Apple Magazine - USA - Issue 432 (2020-02-07)

(Antfer) #1

Prices fell to $17.30 by the following year, and
for producers, it’s been mostly misery ever since.
Nationwide, the number of dairy farms dropped
from 40,199 in 2017 to 37,468 in 2018. In
Wisconsin, a state that takes pride in its image as
“America’s Dairyland,” the toll has been particular
severe. Though California produces more milk,
Wisconsin has more dairy farms than any other
state. And more than 1,600 of those have gone
under in the past three years.


But there are reasons to believe the worst
might be over, said Jim Ostrom, a partner at
Milk Source, the company that owns Rosendale.
In November, milk prices in Wisconsin rose to
$22.40. Nationwide, they reached $21, finally
above the $18 price point that Stephenson cited
as a general benchmark for producers turning
a profit.


With dairy prices outside farmers’ control, they
have to focus on controlling costs. That’s where
technology comes in. A rotary milking parlor can
handle 10 cows a minute and can sense when
an udder is empty so cows aren’t overmilked,
which can harm their health. But a robotic
milking system can run more than $200,000.
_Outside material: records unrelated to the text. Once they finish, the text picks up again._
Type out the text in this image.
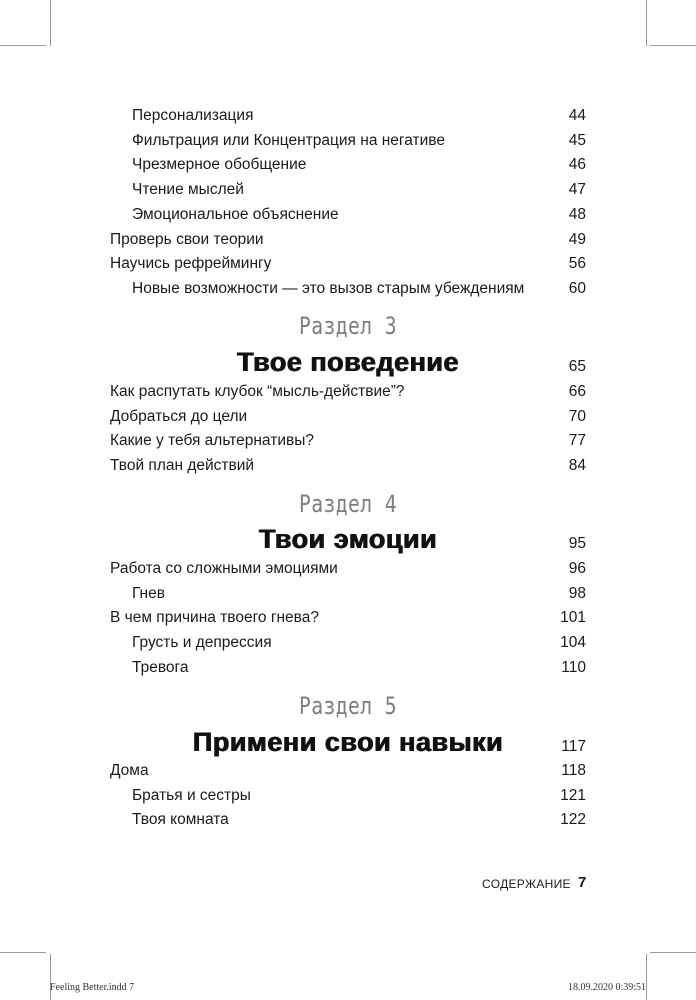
Персонализация	44
Фильтрация или Концентрация на негативе	45
Чрезмерное обобщение	46
Чтение мыслей	47
Эмоциональное объяснение	48
Проверь свои теории	49
Научись рефреймингу	56
Новые возможности — это вызов старым убеждениям	60
Раздел 3
Твое поведение	65
Как распутать клубок “мысль-действие”?	66
Добраться до цели	70
Какие у тебя альтернативы?	77
Твой план действий	84
Раздел 4
Твои эмоции	95
Работа со сложными эмоциями	96
Гнев	98
В чем причина твоего гнева?	101
Грусть и депрессия	104
Тревога	110
Раздел 5
Примени свои навыки	117
Дома	118
Братья и сестры	121
Твоя комната	122
СОДЕРЖАНИЕ 7
Feeling Better.indd 7	18.09.2020 0:39:51
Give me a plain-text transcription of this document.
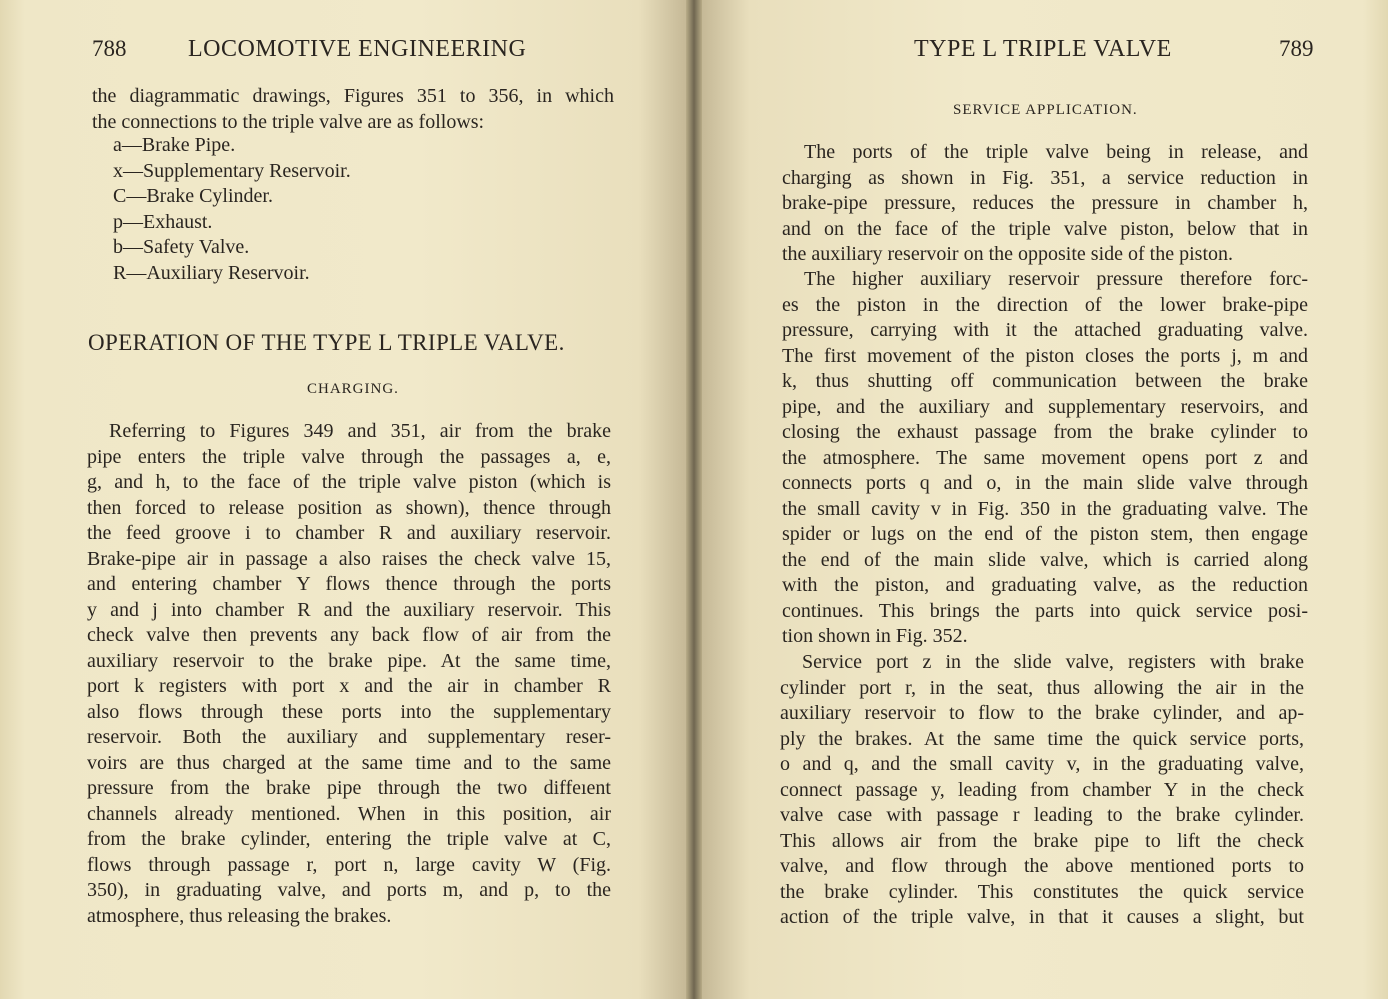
788	LOCOMOTIVE ENGINEERING
the diagrammatic drawings, Figures 351 to 356, in which
the connections to the triple valve are as follows:
a—Brake Pipe.
x—Supplementary Reservoir.
C—Brake Cylinder.
p—Exhaust.
b—Safety Valve.
R—Auxiliary Reservoir.
OPERATION OF THE TYPE L TRIPLE VALVE.
CHARGING.
Referring to Figures 349 and 351, air from the brake
pipe enters the triple valve through the passages a, e,
g, and h, to the face of the triple valve piston (which is
then forced to release position as shown), thence through
the feed groove i to chamber R and auxiliary reservoir.
Brake-pipe air in passage a also raises the check valve 15,
and entering chamber Y flows thence through the ports
y and j into chamber R and the auxiliary reservoir. This
check valve then prevents any back flow of air from the
auxiliary reservoir to the brake pipe. At the same time,
port k registers with port x and the air in chamber R
also flows through these ports into the supplementary
reservoir. Both the auxiliary and supplementary reser-
voirs are thus charged at the same time and to the same
pressure from the brake pipe through the two diffeıent
channels already mentioned. When in this position, air
from the brake cylinder, entering the triple valve at C,
flows through passage r, port n, large cavity W (Fig.
350), in graduating valve, and ports m, and p, to the
atmosphere, thus releasing the brakes.
TYPE L TRIPLE VALVE	789
SERVICE APPLICATION.
The ports of the triple valve being in release, and
charging as shown in Fig. 351, a service reduction in
brake-pipe pressure, reduces the pressure in chamber h,
and on the face of the triple valve piston, below that in
the auxiliary reservoir on the opposite side of the piston.
The higher auxiliary reservoir pressure therefore forc-
es the piston in the direction of the lower brake-pipe
pressure, carrying with it the attached graduating valve.
The first movement of the piston closes the ports j, m and
k, thus shutting off communication between the brake
pipe, and the auxiliary and supplementary reservoirs, and
closing the exhaust passage from the brake cylinder to
the atmosphere. The same movement opens port z and
connects ports q and o, in the main slide valve through
the small cavity v in Fig. 350 in the graduating valve. The
spider or lugs on the end of the piston stem, then engage
the end of the main slide valve, which is carried along
with the piston, and graduating valve, as the reduction
continues. This brings the parts into quick service posi-
tion shown in Fig. 352.
Service port z in the slide valve, registers with brake
cylinder port r, in the seat, thus allowing the air in the
auxiliary reservoir to flow to the brake cylinder, and ap-
ply the brakes. At the same time the quick service ports,
o and q, and the small cavity v, in the graduating valve,
connect passage y, leading from chamber Y in the check
valve case with passage r leading to the brake cylinder.
This allows air from the brake pipe to lift the check
valve, and flow through the above mentioned ports to
the brake cylinder. This constitutes the quick service
action of the triple valve, in that it causes a slight, but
“It can be very difficult for a smaller farm to
afford this technology because you need,
you know, a larger operation to spread
those expenses across,” said Liz Binversie, an
agriculture educator in Brown County for the
University of Wisconsin extension office. She said
she knows of one farm that went out of business
because it couldn’t find enough workers and
could not afford a robotic milking system.